Résultant/Exercices/Discriminant

La formule ${\displaystyle \Delta _{P}=a^{2n-2}\prod _{1\leq i<j\leq n}(x_{i}-x_{j})^{2}}$ est invariante par translation du polynôme.

Notons ${\displaystyle P=a\prod _{i=1}^{n}(X-x_{i})}$ et ${\displaystyle Q=b\prod _{i=n+1}^{n+m}(X-x_{i})}$.

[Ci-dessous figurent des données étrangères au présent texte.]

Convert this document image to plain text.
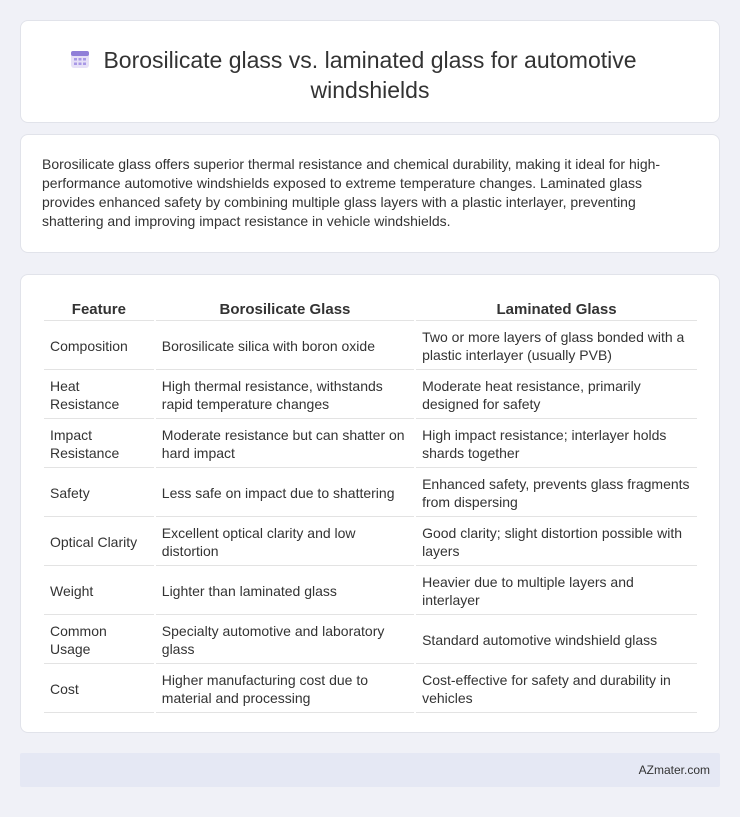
Borosilicate glass vs. laminated glass for automotive windshields

Borosilicate glass offers superior thermal resistance and chemical durability, making it ideal for high-performance automotive windshields exposed to extreme temperature changes. Laminated glass provides enhanced safety by combining multiple glass layers with a plastic interlayer, preventing shattering and improving impact resistance in vehicle windshields.

Feature	Borosilicate Glass	Laminated Glass
Composition	Borosilicate silica with boron oxide	Two or more layers of glass bonded with a plastic interlayer (usually PVB)
Heat Resistance	High thermal resistance, withstands rapid temperature changes	Moderate heat resistance, primarily designed for safety
Impact Resistance	Moderate resistance but can shatter on hard impact	High impact resistance; interlayer holds shards together
Safety	Less safe on impact due to shattering	Enhanced safety, prevents glass fragments from dispersing
Optical Clarity	Excellent optical clarity and low distortion	Good clarity; slight distortion possible with layers
Weight	Lighter than laminated glass	Heavier due to multiple layers and interlayer
Common Usage	Specialty automotive and laboratory glass	Standard automotive windshield glass
Cost	Higher manufacturing cost due to material and processing	Cost-effective for safety and durability in vehicles
AZmater.com
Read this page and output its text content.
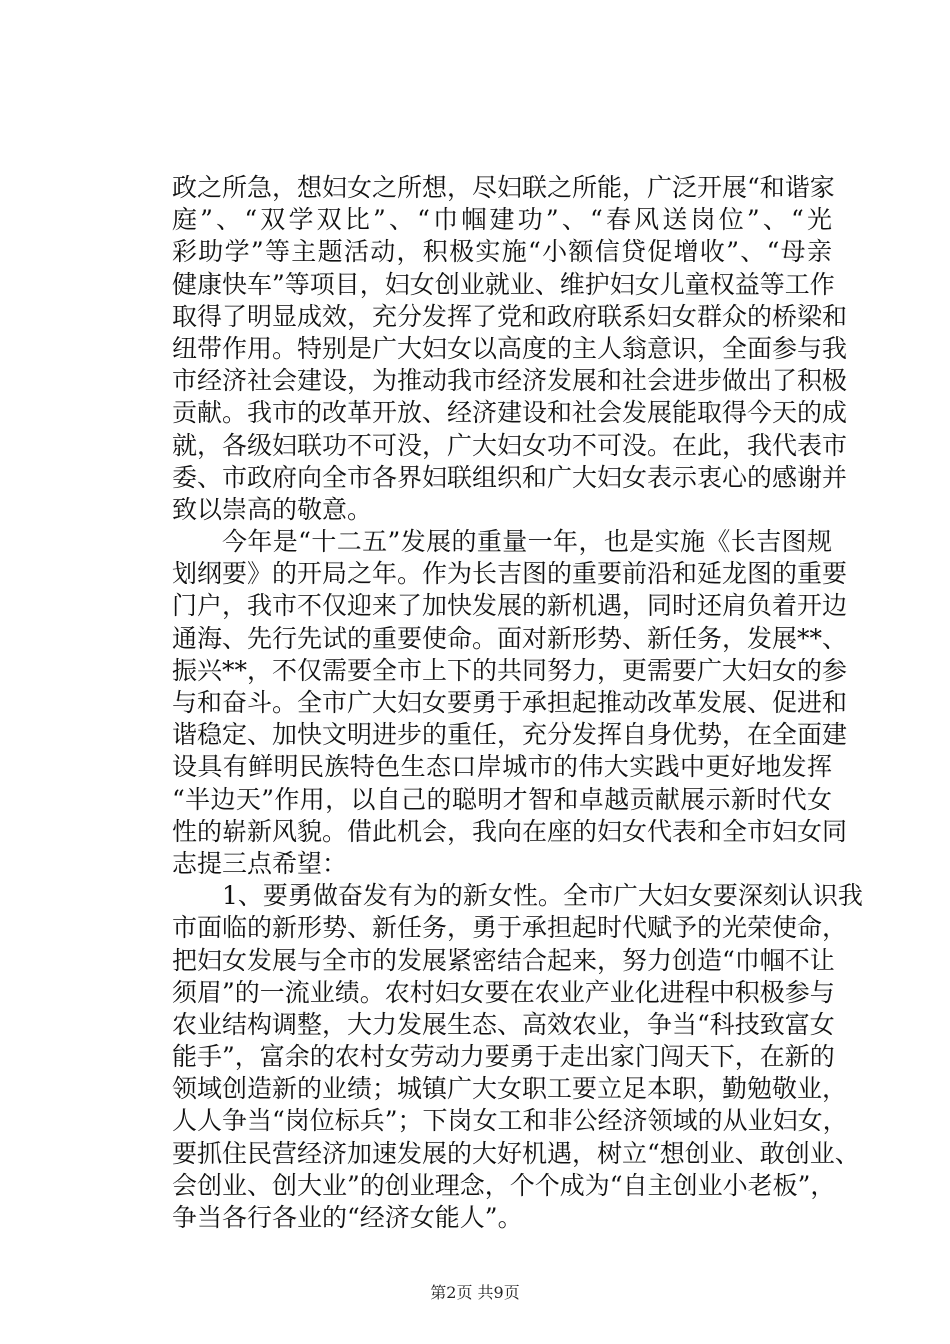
政之所急，想妇女之所想，尽妇联之所能，广泛开展“和谐家
庭”、“双学双比”、“巾帼建功”、“春风送岗位”、“光
彩助学”等主题活动，积极实施“小额信贷促增收”、“母亲
健康快车”等项目，妇女创业就业、维护妇女儿童权益等工作
取得了明显成效，充分发挥了党和政府联系妇女群众的桥梁和
纽带作用。特别是广大妇女以高度的主人翁意识，全面参与我
市经济社会建设，为推动我市经济发展和社会进步做出了积极
贡献。我市的改革开放、经济建设和社会发展能取得今天的成
就，各级妇联功不可没，广大妇女功不可没。在此，我代表市
委、市政府向全市各界妇联组织和广大妇女表示衷心的感谢并
致以崇高的敬意。
今年是“十二五”发展的重量一年，也是实施《长吉图规
划纲要》的开局之年。作为长吉图的重要前沿和延龙图的重要
门户，我市不仅迎来了加快发展的新机遇，同时还肩负着开边
通海、先行先试的重要使命。面对新形势、新任务，发展**、
振兴**，不仅需要全市上下的共同努力，更需要广大妇女的参
与和奋斗。全市广大妇女要勇于承担起推动改革发展、促进和
谐稳定、加快文明进步的重任，充分发挥自身优势，在全面建
设具有鲜明民族特色生态口岸城市的伟大实践中更好地发挥
“半边天”作用，以自己的聪明才智和卓越贡献展示新时代女
性的崭新风貌。借此机会，我向在座的妇女代表和全市妇女同
志提三点希望：
1、要勇做奋发有为的新女性。全市广大妇女要深刻认识我
市面临的新形势、新任务，勇于承担起时代赋予的光荣使命，
把妇女发展与全市的发展紧密结合起来，努力创造“巾帼不让
须眉”的一流业绩。农村妇女要在农业产业化进程中积极参与
农业结构调整，大力发展生态、高效农业，争当“科技致富女
能手”，富余的农村女劳动力要勇于走出家门闯天下，在新的
领域创造新的业绩；城镇广大女职工要立足本职，勤勉敬业，
人人争当“岗位标兵”；下岗女工和非公经济领域的从业妇女，
要抓住民营经济加速发展的大好机遇，树立“想创业、敢创业、
会创业、创大业”的创业理念，个个成为“自主创业小老板”，
争当各行各业的“经济女能人”。
第2页 共9页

${\displaystyle \Delta _{PQ}=(ab)^{2(m+n)-2}\prod _{1\leq i<j\leq m+n}(x_{i}-x_{j})^{2}}$ est bien le produit de :

• ${\displaystyle \Delta _{P}=a^{2n-2}\prod _{1\leq i<j\leq n}(x_{i}-x_{j})^{2}}$ ;
• ${\displaystyle \Delta _{Q}=b^{2m-2}\prod _{n<i<j\leq m+n}(x_{i}-x_{j})^{2}}$ ;
• ${\displaystyle \left(\operatorname {Res} (P,Q)\right)^{2}=\left(a^{m}b^{n}\prod _{1\leq i\leq n<j\leq m+n}(x_{i}-x_{j})\right)^{2}}$.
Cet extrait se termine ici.